In 1992, Hoover vacuums in Europe had a problem: too many vacuum cleaners.

The solution? An outrageous campaign: two free flights to the US with every purchase of £100 or more.

Needless to say, British customers quickly realized that £600 worth of plane tickets were worth far more than £100 and clamored to buy products they didn’t really want. The demand pushed Hoover production up to seven days a week.

More than 200,000 people bought the vacuum cleaners in a fiasco that ended up costing the company around £50 million—to sell £30 million worth of appliances.

Ultimately, the European branch of Hoover was purchased by washing machine company Candy—a haunting warning for anyone considering a “too good to be true” promotion campaign.

Another example comes from McDonald’s in 2017 when they decided to play along with a throwaway joke in the TV series Rick and Morty.

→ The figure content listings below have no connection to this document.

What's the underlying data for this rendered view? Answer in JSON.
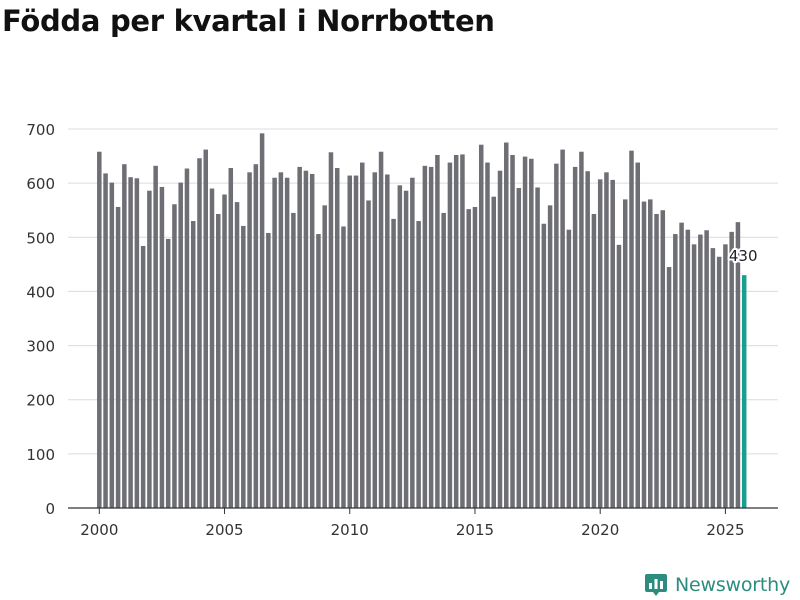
{
  "chart_data": {
    "type": "bar",
    "title": "Födda per kvartal i Norrbotten",
    "xlabel": "",
    "ylabel": "",
    "ylim": [
      0,
      700
    ],
    "yticks": [
      0,
      100,
      200,
      300,
      400,
      500,
      600,
      700
    ],
    "xticks": [
      "2000",
      "2005",
      "2010",
      "2015",
      "2020",
      "2025"
    ],
    "start_year": 2000,
    "x_range": [
      1998.75,
      2027.1
    ],
    "highlight_label": "430",
    "bar_color": "#6e6e75",
    "highlight_color": "#1a9e8f",
    "values": [
      658,
      618,
      601,
      556,
      635,
      611,
      609,
      484,
      586,
      632,
      593,
      497,
      561,
      601,
      627,
      530,
      646,
      662,
      590,
      543,
      579,
      628,
      565,
      521,
      620,
      635,
      692,
      508,
      610,
      620,
      610,
      545,
      630,
      623,
      617,
      506,
      559,
      657,
      628,
      520,
      614,
      614,
      638,
      568,
      620,
      658,
      616,
      534,
      596,
      586,
      610,
      530,
      632,
      630,
      652,
      545,
      638,
      652,
      653,
      552,
      556,
      671,
      638,
      575,
      623,
      675,
      652,
      591,
      649,
      645,
      592,
      525,
      559,
      636,
      662,
      514,
      630,
      658,
      622,
      543,
      607,
      620,
      606,
      486,
      570,
      660,
      638,
      566,
      570,
      543,
      550,
      445,
      506,
      527,
      514,
      487,
      505,
      513,
      480,
      464,
      487,
      510,
      528,
      430
    ]
  },
  "brand": {
    "name": "Newsworthy",
    "icon": "newsworthy-logo-icon",
    "color": "#2c8c7e"
  }
}
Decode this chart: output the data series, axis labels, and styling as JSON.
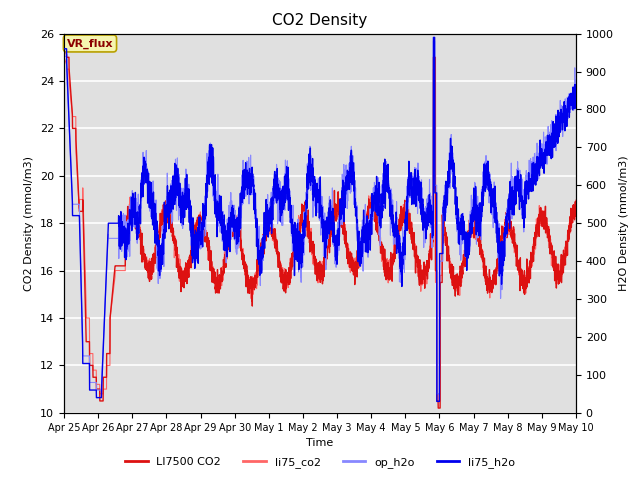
{
  "title": "CO2 Density",
  "xlabel": "Time",
  "ylabel_left": "CO2 Density (mmol/m3)",
  "ylabel_right": "H2O Density (mmol/m3)",
  "ylim_left": [
    10,
    26
  ],
  "ylim_right": [
    0,
    1000
  ],
  "yticks_left": [
    10,
    12,
    14,
    16,
    18,
    20,
    22,
    24,
    26
  ],
  "yticks_right": [
    0,
    100,
    200,
    300,
    400,
    500,
    600,
    700,
    800,
    900,
    1000
  ],
  "xtick_labels": [
    "Apr 25",
    "Apr 26",
    "Apr 27",
    "Apr 28",
    "Apr 29",
    "Apr 30",
    "May 1",
    "May 2",
    "May 3",
    "May 4",
    "May 5",
    "May 6",
    "May 7",
    "May 8",
    "May 9",
    "May 10"
  ],
  "vr_flux_label": "VR_flux",
  "color_LI7500_CO2": "#dd1111",
  "color_li75_co2": "#ff6666",
  "color_op_h2o": "#8888ff",
  "color_li75_h2o": "#0000ee",
  "bg_color": "#e0e0e0",
  "grid_color": "#ffffff"
}
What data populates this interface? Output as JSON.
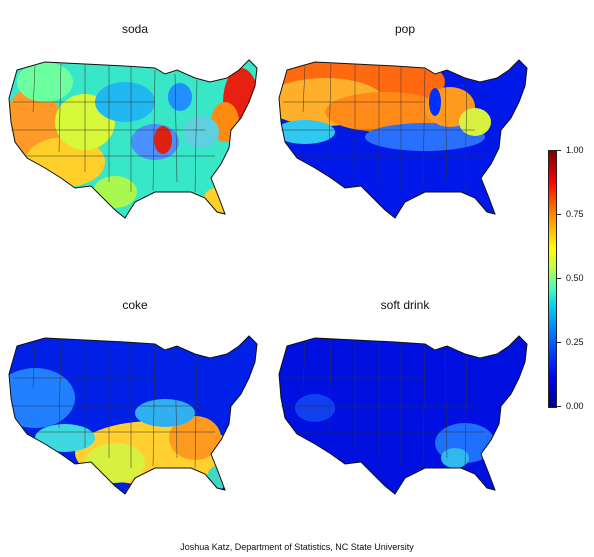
{
  "panels": [
    {
      "title": "soda"
    },
    {
      "title": "pop"
    },
    {
      "title": "coke"
    },
    {
      "title": "soft drink"
    }
  ],
  "colorbar": {
    "ticks": [
      "1.00",
      "0.75",
      "0.50",
      "0.25",
      "0.00"
    ],
    "colors": [
      "#00008f",
      "#0000ff",
      "#0080ff",
      "#00d8e8",
      "#c8ff38",
      "#ffff00",
      "#ff8000",
      "#ff0000",
      "#800000"
    ]
  },
  "credit": "Joshua Katz, Department of Statistics, NC State University"
}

In the series, a character goes on an intergalactic quest for the now-unavailable McDonald’s limited-edition Szechuan sauce (released in 1998 to promote Disney’s Mulan). To play off the popularity of the series, McDonald’s decided to relaunch the sauce for one day only in October 2017.

But they sorely underestimated customer demand, leaving multi-hour waiting lines for the sauce around the country—only to run out and leave fans without anything.

Remember: before you launch a promotion, make sure you can keep up with demand.

Conclusion

They say hindsight is 20/20, and it’s truest when looking at the mistakes of others. The marketing mistakes above seem obvious, even stupid. We laugh at them, roll our eyes, and wonder how anyone could think the strategy would work.

But if you’ve been a marketer for any length of time, you also know how easy it is.

When you get excited with a particular product or campaign, it’s easy to overlook its flaws and forge blindly ahead, believing the market will fall in love with it and everything will work out. You feel like an idiot when it doesn’t happen, but it seems to make total sense at the time.

Of course, consult experts and get feedback on your ideas. But one of the best ways to combat it is to look regularly at history’s biggest branding failures and see if you’re repeating a similar mistake.

Forcing yourself to think critically takes a little time, but can save enormous amounts of effort and money down the road.

It’s our responsibility as marketers to remember that.